Schenkungen: Flexible Rückforderungsrechte als Gestaltungsinstrument
Die Übertragung von Vermögen zu Lebzeiten ist ein zentraler Bestandteil der Nachlassplanung. Viele Schenker zögern jedoch, sich endgültig von ihrem Vermögen zu trennen. Sogenannte Rückforderungs- oder Widerrufsvorbehalte bieten hier eine Lösung. Wie ein Fachbeitrag von Dr. Thomas Stein zeigt, kann die Vereinbarung von freien Rückforderungsrechten ein effektives Instrument sein, um Flexibilität zu wahren und dennoch schenkungsteuerliche Vorteile zu nutzen.

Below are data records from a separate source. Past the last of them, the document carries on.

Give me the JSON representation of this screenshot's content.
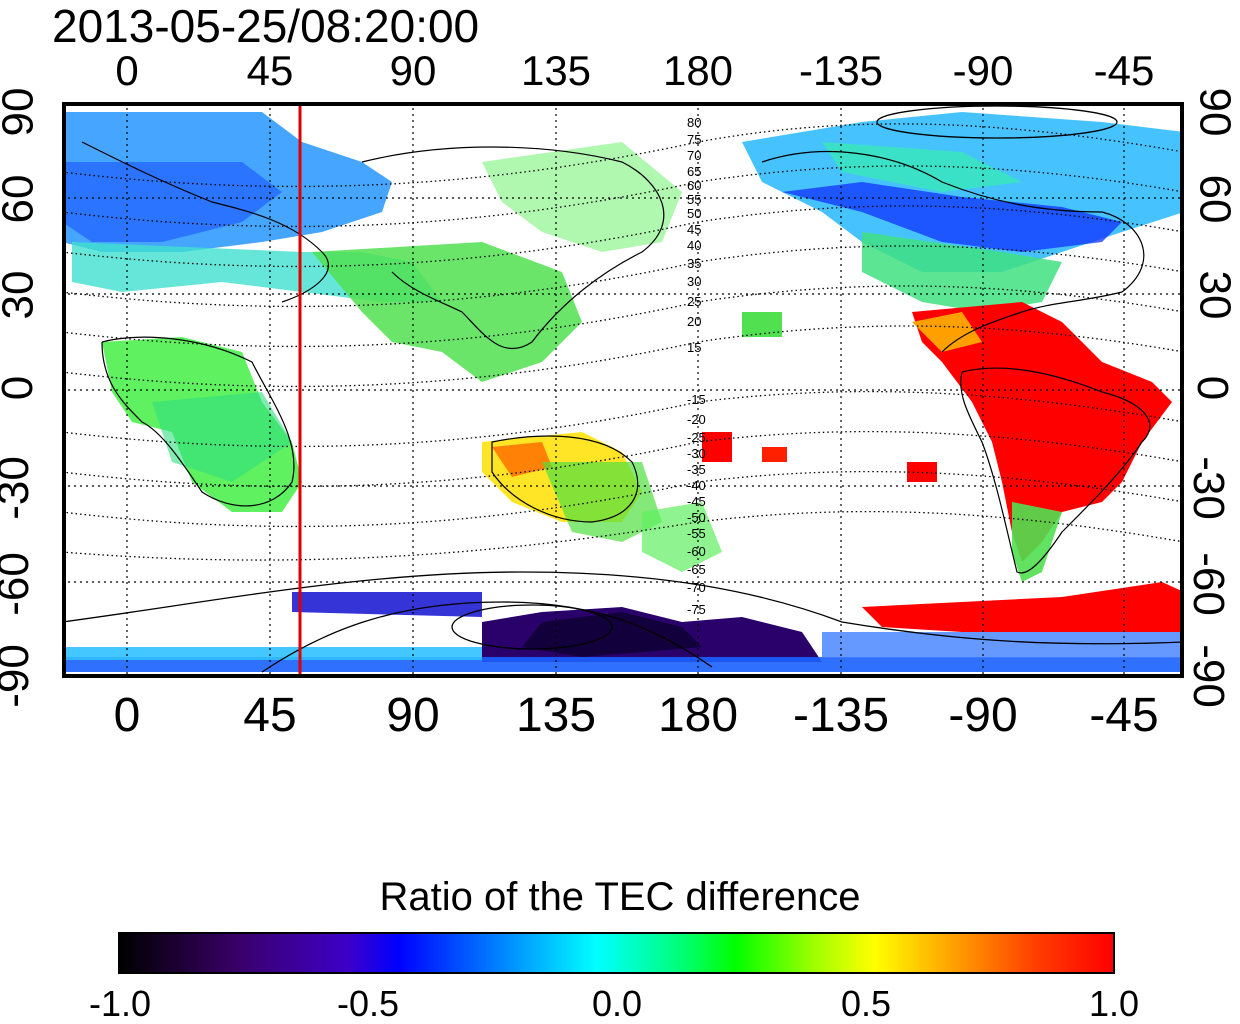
{
  "title": "2013-05-25/08:20:00",
  "longitude_ticks": [
    "0",
    "45",
    "90",
    "135",
    "180",
    "-135",
    "-90",
    "-45"
  ],
  "latitude_ticks": [
    "90",
    "60",
    "30",
    "0",
    "-30",
    "-60",
    "-90"
  ],
  "contour_labels_north": [
    "80",
    "75",
    "70",
    "65",
    "60",
    "55",
    "50",
    "45",
    "40",
    "35",
    "30",
    "25",
    "20",
    "15"
  ],
  "contour_labels_south": [
    "-15",
    "-20",
    "-25",
    "-30",
    "-35",
    "-40",
    "-45",
    "-50",
    "-55",
    "-60",
    "-65",
    "-70",
    "-75"
  ],
  "marker_line": {
    "longitude": 55,
    "color": "#e00000"
  },
  "colorbar": {
    "title": "Ratio of the TEC difference",
    "labels": [
      "-1.0",
      "-0.5",
      "0.0",
      "0.5",
      "1.0"
    ],
    "range": [
      -1.0,
      1.0
    ]
  },
  "colors": {
    "land_lines": "#000000",
    "grid": "#000000",
    "negative_strong": "#1a0060",
    "negative": "#0040ff",
    "neutral": "#00e0ff",
    "slightly_positive": "#40ff40",
    "positive": "#ffff00",
    "positive_strong": "#ff0000"
  }
}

Rückforderungsrechte: Katalog versus freies Recht
Es gibt zwei Arten von Rückforderungsrechten:
- Rückforderungskatalog: Der Schenker legt im Vertrag bestimmte, abschließende Gründe fest, bei deren Eintritt er die Schenkung zurückfordern kann (z.B. Tod des Beschenkten, Ehescheidung, Insolvenz).
- Freies Rückforderungsrecht: Der Schenker kann die Schenkung ohne Angabe von Gründen zurückfordern. Dieses Recht bietet ein Höchstmaß an Flexibilität und kann insbesondere bei „dienenden Schenkungen“, bei denen der Schenker eine Gegenleistung in Form von Pflege oder Betreuung erwartet, sinnvoll sein.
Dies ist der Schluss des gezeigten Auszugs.